La première édition, en 2008, a rencontré un tel succès que les organisateurs ont dû refuser l'entrée à certaines personnes voulant assister à l'événement, le Carnegie Center, un lieu de regroupement pour les itinérants du Downtown Eastside bien connu à Vancouver, étant trop petit pour accueillir tout ce beau monde (environ 500 personnes ont assisté à ces jeux spéciaux).

Voulant satisfaire leur clientèle, les organisateurs des Jeux de la pauvreté ont déménagé leurs pénates du côté de la Japanese Language School, un site plus gros toujours situé dans Downtown Eastside. Heureux du résultat des Jeux de l'an dernier, les organisateurs seront de retour à la Japanese Language School en 2010.
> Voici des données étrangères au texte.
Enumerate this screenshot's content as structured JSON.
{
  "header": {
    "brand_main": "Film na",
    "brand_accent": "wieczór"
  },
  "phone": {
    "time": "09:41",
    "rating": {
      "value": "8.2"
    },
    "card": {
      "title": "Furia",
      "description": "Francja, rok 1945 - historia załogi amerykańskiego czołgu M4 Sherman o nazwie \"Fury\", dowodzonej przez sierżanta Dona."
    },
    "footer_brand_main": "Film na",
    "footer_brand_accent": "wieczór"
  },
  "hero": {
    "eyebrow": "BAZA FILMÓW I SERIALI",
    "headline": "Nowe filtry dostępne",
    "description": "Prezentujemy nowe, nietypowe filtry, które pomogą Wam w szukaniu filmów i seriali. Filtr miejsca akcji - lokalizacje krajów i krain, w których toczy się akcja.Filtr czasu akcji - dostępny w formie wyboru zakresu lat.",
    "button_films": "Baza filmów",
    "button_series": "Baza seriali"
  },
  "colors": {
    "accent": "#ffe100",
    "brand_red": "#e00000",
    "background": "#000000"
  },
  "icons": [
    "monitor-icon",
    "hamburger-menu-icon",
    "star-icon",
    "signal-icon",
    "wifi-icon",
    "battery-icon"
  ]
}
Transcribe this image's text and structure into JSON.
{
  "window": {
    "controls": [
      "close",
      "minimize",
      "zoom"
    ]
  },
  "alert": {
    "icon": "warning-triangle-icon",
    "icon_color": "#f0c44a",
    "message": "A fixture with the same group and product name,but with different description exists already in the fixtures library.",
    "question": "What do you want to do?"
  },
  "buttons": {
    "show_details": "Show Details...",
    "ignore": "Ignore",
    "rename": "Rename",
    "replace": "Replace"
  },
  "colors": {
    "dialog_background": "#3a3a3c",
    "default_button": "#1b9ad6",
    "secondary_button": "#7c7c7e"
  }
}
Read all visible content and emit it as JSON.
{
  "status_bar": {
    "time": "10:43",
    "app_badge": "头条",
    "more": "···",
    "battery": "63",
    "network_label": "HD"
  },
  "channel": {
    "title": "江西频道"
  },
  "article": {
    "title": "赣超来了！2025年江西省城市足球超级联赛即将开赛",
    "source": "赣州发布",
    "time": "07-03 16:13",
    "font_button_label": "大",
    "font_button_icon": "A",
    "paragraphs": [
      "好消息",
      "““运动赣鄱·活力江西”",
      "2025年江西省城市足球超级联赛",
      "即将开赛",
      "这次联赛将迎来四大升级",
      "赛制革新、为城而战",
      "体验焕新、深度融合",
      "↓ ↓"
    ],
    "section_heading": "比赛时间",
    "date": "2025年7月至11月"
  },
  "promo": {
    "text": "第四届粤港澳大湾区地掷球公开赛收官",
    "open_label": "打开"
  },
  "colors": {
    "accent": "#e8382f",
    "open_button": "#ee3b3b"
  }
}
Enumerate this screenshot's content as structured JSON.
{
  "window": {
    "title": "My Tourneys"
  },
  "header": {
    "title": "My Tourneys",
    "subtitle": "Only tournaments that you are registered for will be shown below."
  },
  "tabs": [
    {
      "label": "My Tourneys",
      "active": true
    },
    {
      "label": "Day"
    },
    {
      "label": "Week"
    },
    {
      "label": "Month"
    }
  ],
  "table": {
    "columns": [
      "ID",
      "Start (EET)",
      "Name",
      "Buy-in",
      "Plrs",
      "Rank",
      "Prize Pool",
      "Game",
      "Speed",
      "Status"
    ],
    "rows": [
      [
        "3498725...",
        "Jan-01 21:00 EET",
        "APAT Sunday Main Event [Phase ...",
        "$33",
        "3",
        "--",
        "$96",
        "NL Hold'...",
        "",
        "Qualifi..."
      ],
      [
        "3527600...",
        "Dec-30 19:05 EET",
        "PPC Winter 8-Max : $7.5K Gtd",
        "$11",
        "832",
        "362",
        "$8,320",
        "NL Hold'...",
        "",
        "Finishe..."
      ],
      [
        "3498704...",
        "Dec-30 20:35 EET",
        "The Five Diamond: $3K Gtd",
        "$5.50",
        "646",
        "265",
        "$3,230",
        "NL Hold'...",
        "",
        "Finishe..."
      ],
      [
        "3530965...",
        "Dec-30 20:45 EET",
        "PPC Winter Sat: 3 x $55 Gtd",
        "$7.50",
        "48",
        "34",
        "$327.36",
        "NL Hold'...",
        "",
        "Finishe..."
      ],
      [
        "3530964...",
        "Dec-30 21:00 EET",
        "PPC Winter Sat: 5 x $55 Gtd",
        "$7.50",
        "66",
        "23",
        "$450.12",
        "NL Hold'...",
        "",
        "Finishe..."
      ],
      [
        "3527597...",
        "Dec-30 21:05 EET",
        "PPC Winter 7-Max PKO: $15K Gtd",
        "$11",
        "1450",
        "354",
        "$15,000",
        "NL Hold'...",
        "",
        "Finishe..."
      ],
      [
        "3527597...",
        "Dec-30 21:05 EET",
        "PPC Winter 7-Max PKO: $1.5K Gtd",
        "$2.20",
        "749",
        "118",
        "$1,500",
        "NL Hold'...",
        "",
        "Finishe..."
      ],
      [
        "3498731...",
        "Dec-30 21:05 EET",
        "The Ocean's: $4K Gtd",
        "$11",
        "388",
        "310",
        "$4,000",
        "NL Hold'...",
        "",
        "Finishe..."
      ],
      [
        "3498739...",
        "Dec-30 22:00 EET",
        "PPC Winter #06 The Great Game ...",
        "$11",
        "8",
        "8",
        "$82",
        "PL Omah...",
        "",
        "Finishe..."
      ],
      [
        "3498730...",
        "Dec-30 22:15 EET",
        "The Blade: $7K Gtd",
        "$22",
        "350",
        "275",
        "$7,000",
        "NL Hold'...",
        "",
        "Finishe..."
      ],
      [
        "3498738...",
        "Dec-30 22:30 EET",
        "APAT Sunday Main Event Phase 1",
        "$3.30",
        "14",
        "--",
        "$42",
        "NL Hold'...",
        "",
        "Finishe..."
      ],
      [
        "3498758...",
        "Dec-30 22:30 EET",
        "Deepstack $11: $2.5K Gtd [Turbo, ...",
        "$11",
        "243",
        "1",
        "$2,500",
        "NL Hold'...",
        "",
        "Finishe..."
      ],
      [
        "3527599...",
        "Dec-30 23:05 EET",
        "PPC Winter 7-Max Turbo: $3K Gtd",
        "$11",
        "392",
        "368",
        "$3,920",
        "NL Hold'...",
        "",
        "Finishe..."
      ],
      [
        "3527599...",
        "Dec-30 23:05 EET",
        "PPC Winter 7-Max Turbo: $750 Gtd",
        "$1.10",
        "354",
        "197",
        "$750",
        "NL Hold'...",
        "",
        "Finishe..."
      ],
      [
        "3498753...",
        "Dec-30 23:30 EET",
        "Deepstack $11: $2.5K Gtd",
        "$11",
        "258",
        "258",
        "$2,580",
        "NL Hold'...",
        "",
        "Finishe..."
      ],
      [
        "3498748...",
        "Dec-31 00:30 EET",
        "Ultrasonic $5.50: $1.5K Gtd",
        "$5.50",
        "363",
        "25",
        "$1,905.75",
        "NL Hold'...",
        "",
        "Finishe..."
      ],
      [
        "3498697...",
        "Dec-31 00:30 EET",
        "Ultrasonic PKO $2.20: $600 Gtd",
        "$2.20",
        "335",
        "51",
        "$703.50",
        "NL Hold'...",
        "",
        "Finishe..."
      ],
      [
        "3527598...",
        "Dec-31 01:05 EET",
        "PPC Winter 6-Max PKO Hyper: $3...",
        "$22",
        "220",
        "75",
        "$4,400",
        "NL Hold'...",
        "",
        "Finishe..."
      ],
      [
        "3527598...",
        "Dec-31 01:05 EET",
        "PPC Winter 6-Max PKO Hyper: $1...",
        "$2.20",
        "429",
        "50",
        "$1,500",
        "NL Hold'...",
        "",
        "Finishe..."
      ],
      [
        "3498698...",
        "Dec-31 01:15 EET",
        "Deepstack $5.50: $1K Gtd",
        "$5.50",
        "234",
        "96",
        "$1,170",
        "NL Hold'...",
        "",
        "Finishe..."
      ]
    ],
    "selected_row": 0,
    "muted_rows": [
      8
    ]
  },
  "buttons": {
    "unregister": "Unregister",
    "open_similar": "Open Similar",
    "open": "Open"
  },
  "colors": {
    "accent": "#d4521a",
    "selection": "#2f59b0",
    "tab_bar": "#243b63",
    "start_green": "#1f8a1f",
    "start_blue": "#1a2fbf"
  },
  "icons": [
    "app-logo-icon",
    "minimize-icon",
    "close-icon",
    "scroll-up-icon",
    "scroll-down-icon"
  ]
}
Ce troisième rendez-vous aura lieu le 7 février 2010 entre 12h30 et 15h00. Deux heures et demie. Vous comprendrez que cette courte période de deux heures et demie signifie que le plus important ici est de passer un message… bien avant le tableau des médailles.

Et le message semble de plus entendu. L'événement est de plus en plus connu à Vancouver. En 2009, tous les médias locaux de Vancouver ont parlé des Olympiques de la pauvreté et des revendications de ses acteurs. Même le très réputé Wall Street Journal a consacré un article aux Jeux de la pauvreté en 2009. Les Olympiques de la pauvreté s'internationalisent.

Et risquent de s'internationaliser encore plus en 2010. Avec les milliers de journalistes qui vont débarquer ici en février, tous à la recherche d'histoires croustillantes pour leur auditoire ou leur lectorat, les Olympiques de la pauvreté risquent de frapper un grand chelem. Et qui sait? Peut-être que les Itchy the Bedbug, Creepy the Cockroach et Chewy the Rat deviendront, le temps de quelques semaines, aussi populaires que les mascottes des vrais Jeux.